DNSTRACER

Welcome to another tutorial for tools used in DNS enumeration/analysis! This tutorial is on DNSTracer, which was written by Edwin Groothuis.

DNSTracer isn’t like the other tools we’ve looked at. It isn’t going to give you super cool results that will let you pwn a machine and take over the world. Instead, think of it kind of like running a traceroute for DNS. It allows you to see the “path” a request takes to get the authoritative answers for your domain. If you saw the tutorial on how DNS works on the internet, you’ll have a pretty good idea of how dnstracer works. Obviously, there’s a lot more going on behind the scenes when a request is made, but you can still get a picture of how your zone information is being delegated out to the other servers.

To open the program within Kali, go to “Applications –> Information Gathering –> DNS Analysis –> dnstracer”. This will launch a terminal window, and show the available options for the tool.

dnstracer-help1

This gives you the standard listing of options, with a basic description of what each does. You can also view the man page, which offers a bit more detail on how everything works:

dnstracer-manpage

Default Scan
The first thing we’ll do is run a default scan only using the -v, and -o options. By default, it will send a query for the A records of the domain, but we’ll also look at some of the other RR types.

To run the first scan, just type the following:

dnstracer -v -o msn.com

which gives you the following results:

dnstracer-defaultscan1
dnstracer-defaultscan2

The “-v” option is for verbosity, which causes it to show the requests and answers going back and forth. The “-o” option gives a summary of the answers at the end of the scan.

You can see that it begins by sending the request to the default resolver, which in this case is an OpenDNS server. It shows the information contained in the DNS packet, and the answers it received.

Just to take it a step further, let’s fire up Wireshark so you can see what the DNS requests look like going over the wire. Go to “Applications –> Sniffing and Spoofing –> Wireshark“.

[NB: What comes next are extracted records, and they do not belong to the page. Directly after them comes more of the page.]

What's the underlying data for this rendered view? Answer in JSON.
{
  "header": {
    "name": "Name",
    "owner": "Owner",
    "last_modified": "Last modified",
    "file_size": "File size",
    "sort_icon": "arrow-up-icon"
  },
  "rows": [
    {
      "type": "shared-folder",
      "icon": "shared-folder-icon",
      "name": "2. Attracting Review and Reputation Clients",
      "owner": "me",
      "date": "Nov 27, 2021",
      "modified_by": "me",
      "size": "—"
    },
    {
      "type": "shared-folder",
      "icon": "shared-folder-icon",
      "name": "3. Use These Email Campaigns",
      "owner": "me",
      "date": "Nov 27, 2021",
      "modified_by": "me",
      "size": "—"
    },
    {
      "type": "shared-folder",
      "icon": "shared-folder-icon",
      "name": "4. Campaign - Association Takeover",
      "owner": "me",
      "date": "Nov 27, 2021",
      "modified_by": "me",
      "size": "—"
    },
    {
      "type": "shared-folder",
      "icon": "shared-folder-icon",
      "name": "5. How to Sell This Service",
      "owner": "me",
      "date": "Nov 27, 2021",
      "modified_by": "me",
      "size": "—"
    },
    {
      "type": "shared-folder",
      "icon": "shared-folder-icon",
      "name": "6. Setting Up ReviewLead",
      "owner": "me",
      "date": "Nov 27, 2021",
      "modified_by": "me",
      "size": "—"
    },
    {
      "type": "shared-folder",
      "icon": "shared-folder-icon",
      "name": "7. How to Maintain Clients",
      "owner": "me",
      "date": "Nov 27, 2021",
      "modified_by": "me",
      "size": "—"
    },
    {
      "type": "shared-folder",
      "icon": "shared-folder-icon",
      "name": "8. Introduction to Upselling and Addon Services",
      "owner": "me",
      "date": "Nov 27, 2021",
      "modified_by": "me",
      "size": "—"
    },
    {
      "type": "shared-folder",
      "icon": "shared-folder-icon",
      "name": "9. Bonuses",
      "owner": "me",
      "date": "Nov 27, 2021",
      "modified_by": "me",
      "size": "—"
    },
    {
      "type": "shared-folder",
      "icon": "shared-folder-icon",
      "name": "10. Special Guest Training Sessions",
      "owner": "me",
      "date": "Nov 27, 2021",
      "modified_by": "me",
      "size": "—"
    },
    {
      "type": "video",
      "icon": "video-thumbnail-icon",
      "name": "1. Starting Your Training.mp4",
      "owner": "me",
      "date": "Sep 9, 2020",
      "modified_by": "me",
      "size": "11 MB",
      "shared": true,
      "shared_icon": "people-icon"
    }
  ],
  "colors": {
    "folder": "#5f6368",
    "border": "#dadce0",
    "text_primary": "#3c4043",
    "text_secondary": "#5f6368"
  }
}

If you’re not familiar with Wireshark, it’s a tool that allows you to capture packets as they go across your local network. It lets you see the requests and responses for different traffic types such as HTTP, DNS, FTP, etc.

Once Wireshark is open, select your interface, then start the packet capture. You can add a filter to just see the DNS traffic, by typing in “udp.port==53” into the Filter box. Click “apply”, and you’ll only see DNS traffic. Now run the same scan, and see what comes up in Wireshark.

dnstracer-wireshark1
dnstracer-wshark-msn1
dnstracer-wshark-msn2
dnstracer-wshark-msn3

Take some time to look at each of the packets, and see the information that gets passed back and forth during the requests.

Specify Query Type
Now let’s run a scan by adding in the “-q” switch to specify a query type. Like I said earlier, if you don’t use this option, the default resource record type is “A”. You can either type those specific text labels such as MX, SOA, or NS, or you can use the numerical value. MX would be 15. If you’re a glutton for reading RFC’s, IANA maintains a list of all the DNS RR types with their values at the following page:

http://www.iana.org/assignments/dns-parameters/dns-parameters.xhtml

The first query we’ll run will include the SOA for msn.com. For this scan, we’ll use these options,

dnstracer -q soa -o -4 msn.com

dnstracer-soa1

Here we see the SOA returned, which includes the serial number, mname, and rname. The mname value shows the primary server for the domain, and the rname value is the email address for the person responsible for the domain.

Let’s change the query type to NS…

dnstracer-ns1

And, MX records…

dnstracer-mx1

You can see that we can still extract some info about the domain by specifying certain resource records in the scan.

Change Initial DNS Server
Now let’s look at changing the initial server it uses for the requests. We’re going to use the “-s” option, and point it to the DNS root servers. You do this by just putting a “.” in as the value for the option.

dnstracer-rootsrv1
dnstracer-rootsrv2

You see that it queries the root server, and the request then makes it to the TLD servers. In this case, the answers are shown to be cached. The scan ends, and shows us the A records for MSN.

Conclusion
DNSTracer seems to be geared more for sysadmins to use, if they need to troubleshoot DNS delegation issues, and want to see how their zone data is being propagated. The other options available deal more with a local DNS server. For instance, the “-C” option enables negative caching, which is where a DNS server will cache a response for an invalid host query.

Thanks for checking out the tutorial! Be awesome!